Judas, however, will attract the attention, criticism, and condemnation of millions of main-line Christians. And while Lady Gaga firmly asserts that the song is not an attack on religion or Christianity, the distorted imagery of Christ and the apostles is palpable.
When asked about the video and its’ religious content, Gaga said “This video is not meant to be an attack on religion. It is not meant to be an attack on anyone’s beliefs. I respect and love everybody’s beliefs….the song Judas is essentially me going back to an ex-boyfriend and still being in love with someone who has betrayed me….The video, in essence, suggests that forgiveness and betrayal are hand-in-hand.”
Though the song was written about relationships and the propensity of all to have this sort of “Jesus” and “Judas” within and at odd’s with one another, the depictions of Christ and the apostles are overtly offensive to many. Jesus is seemingly portrayed as a silent and passive figure who garners well manicured eyebrows, a slacker-stash, chin-stubble, a crown of golden thorns, and a plethora of gold crosses about his neck. Ruling along-side him is the harlot who famously washed Christ’s feet with her hair and perfume (Luke 7:38). Gaga has Christ in a relationship with this prostitute—a modern and common error. Christ was never in a sexual relationship in the Gospels.
The video depicts the disciples as a partying bunch—drinking, flirting, and womanizing. The image of Judas, in particular, is of a brawling and obsessive man who lustfully longs for Mary. This sexual urge is the source of his betrayal.
Such is the meaning of the closing scene when Mary is stoned for her betrayal of Christ with Judas—both washing his feet and Christ’s. “Jesus is my Virtue, But Judas is the demon I cling too.”
While many have interpreted Lady Gaga’s imagery and lyrics as a blasphemous call to tear down Christ from his throne, to “bring him down, a king with no crown”, Gaga is pointing to something deeper. Indeed, she is describing her gravitation toward the “bad boy” in her life. But further, she is pointing to the evil—the Judas—that lives within us all. And though we love Christ, we often act as though we want to dethrone Him. In word, we say He’s our devotion but in action we betray our lust and longing for evil.
Lady Gaga’s vision of the disciples and of Christ has problems, to be sure. But it also holds some powerful truth to which those willing to explore their own inward conflict. In fact, Paul the Apostle pointed to a similar truth in his Letter to the Romans.

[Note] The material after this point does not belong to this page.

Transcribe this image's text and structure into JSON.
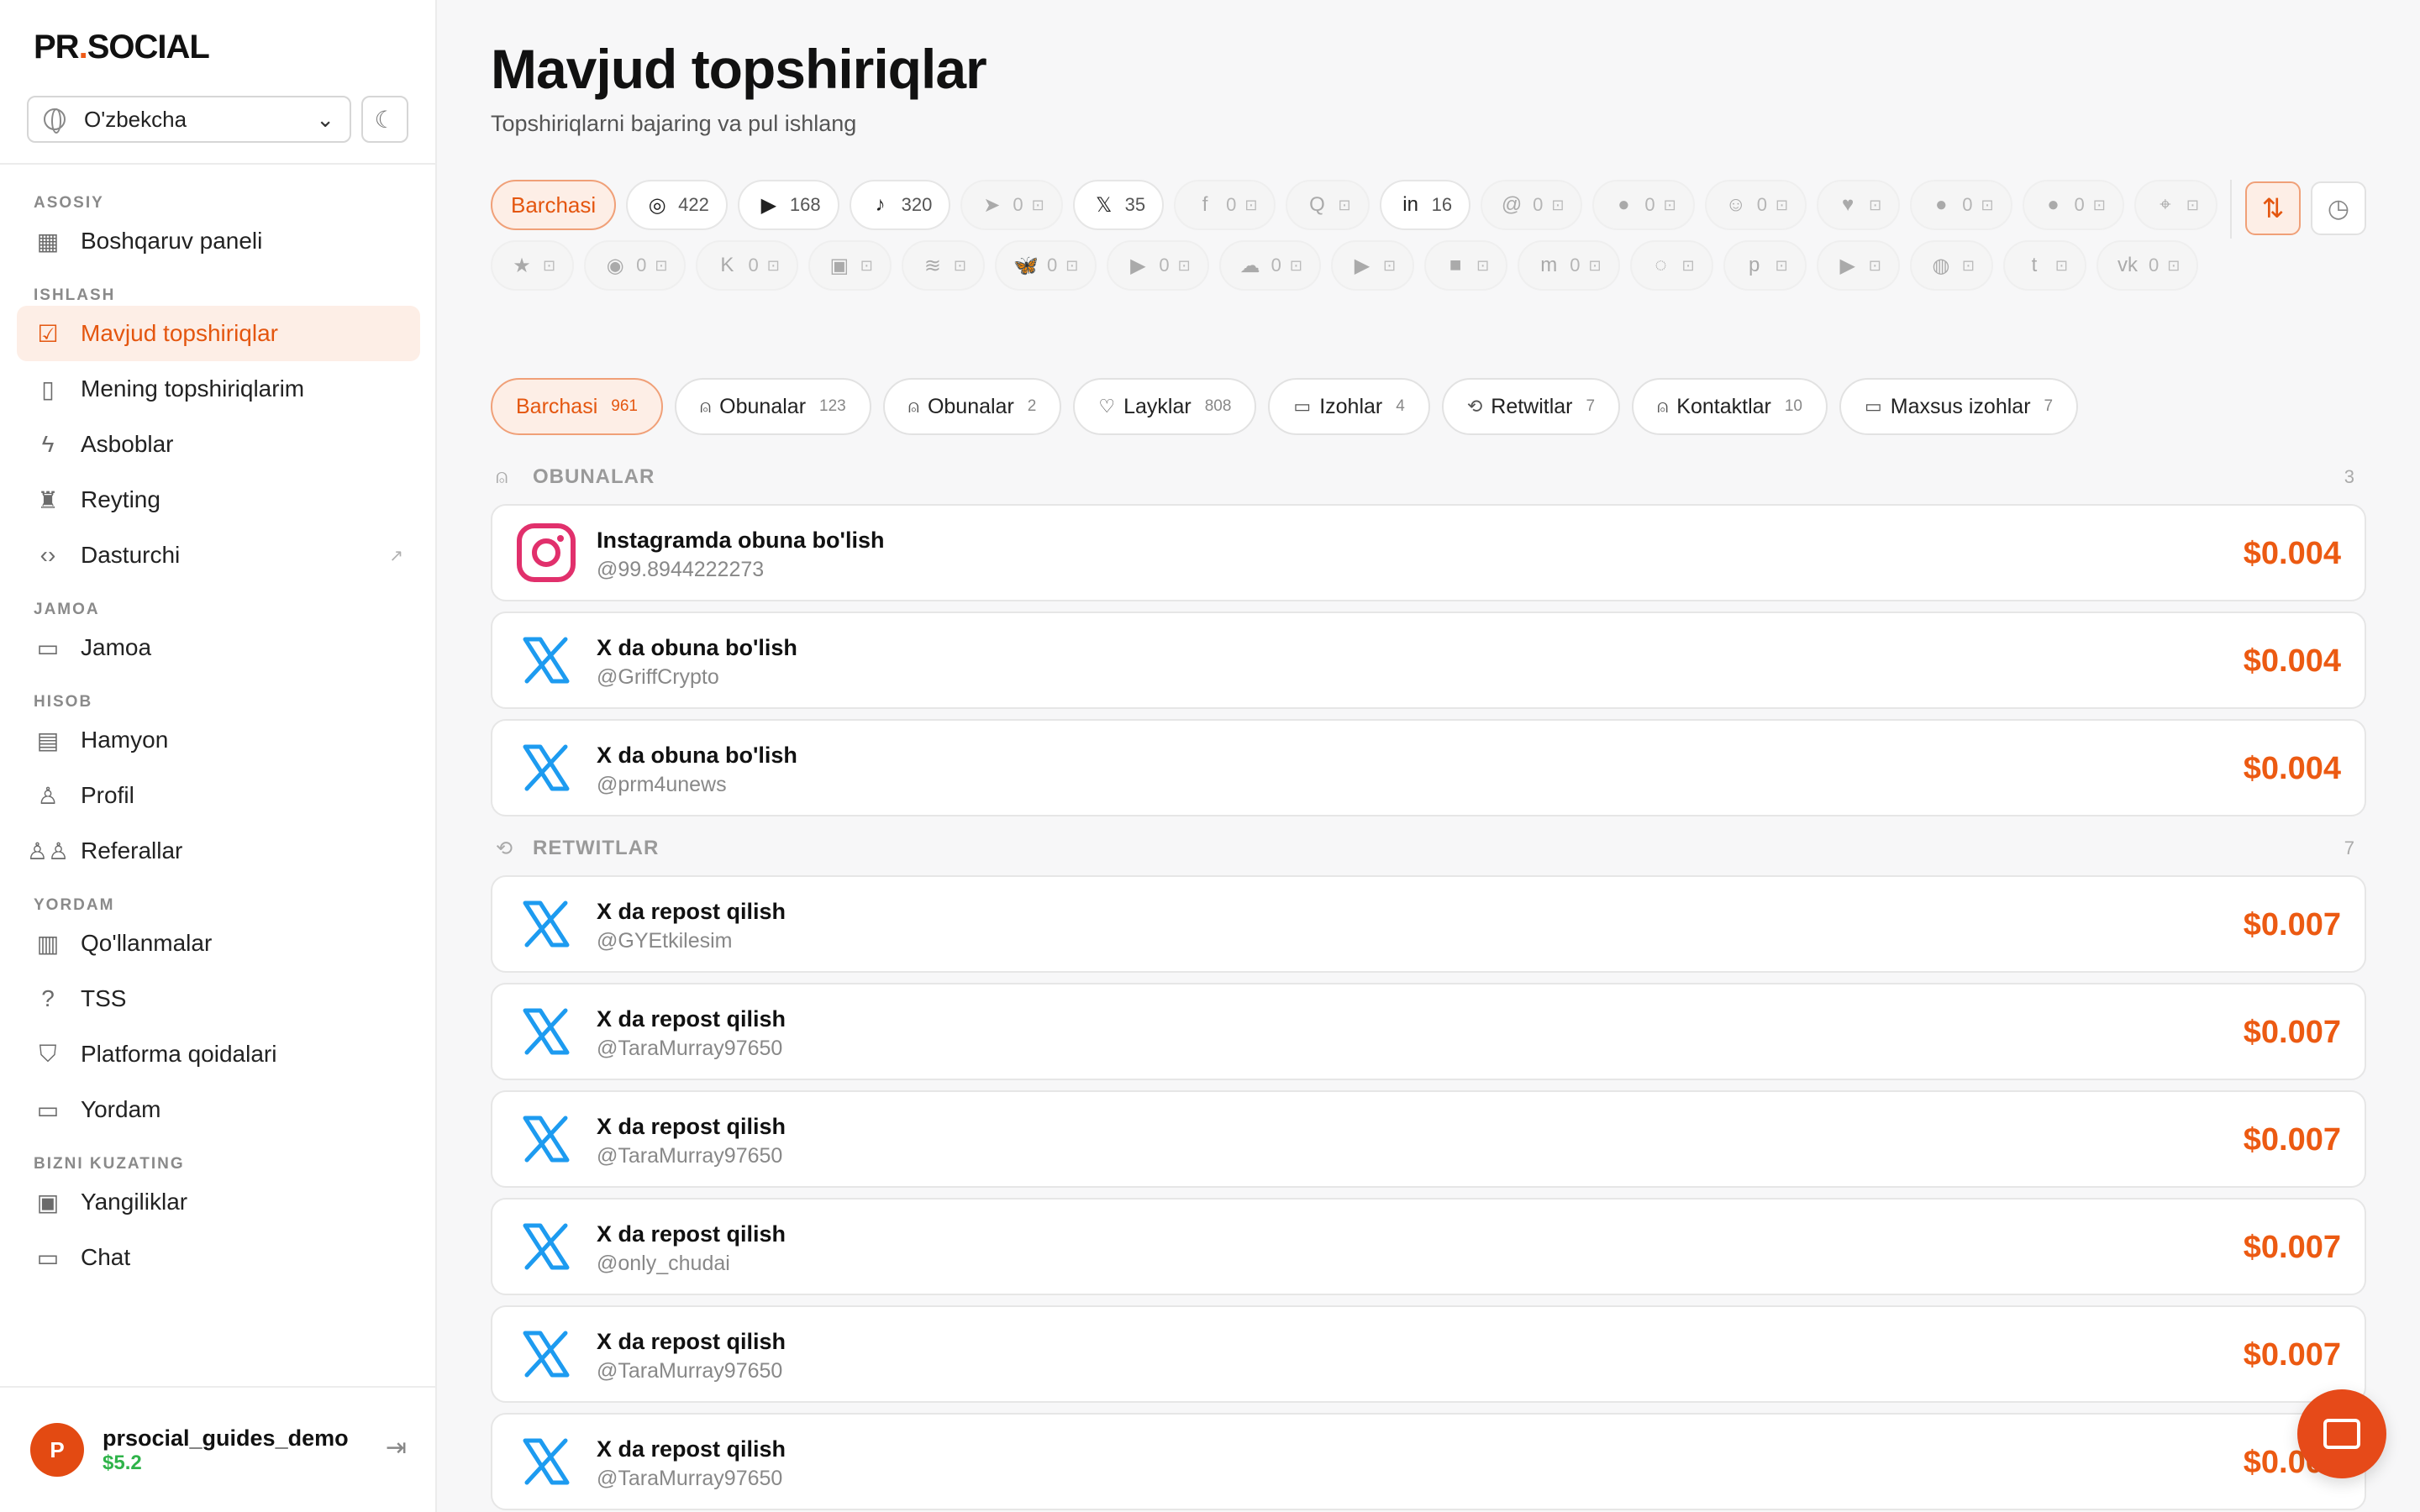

“So I find this law at work: Although I want to do good, evil is right there with me. For in my inner being I delight in God’s law; but I see another law at work in me, waging war against the law of my mind and making me a prisoner of the law of sin at work within me. What a wretched man I am! Who will rescue me from this body that is subject to death? Thanks be to God, who delivers me through Jesus Christ our Lord!” Romans 7:21-25
May Lady Gaga’s Judas create opportunities to talk about Christ, Judas, and the Human propensity toward evil in us all.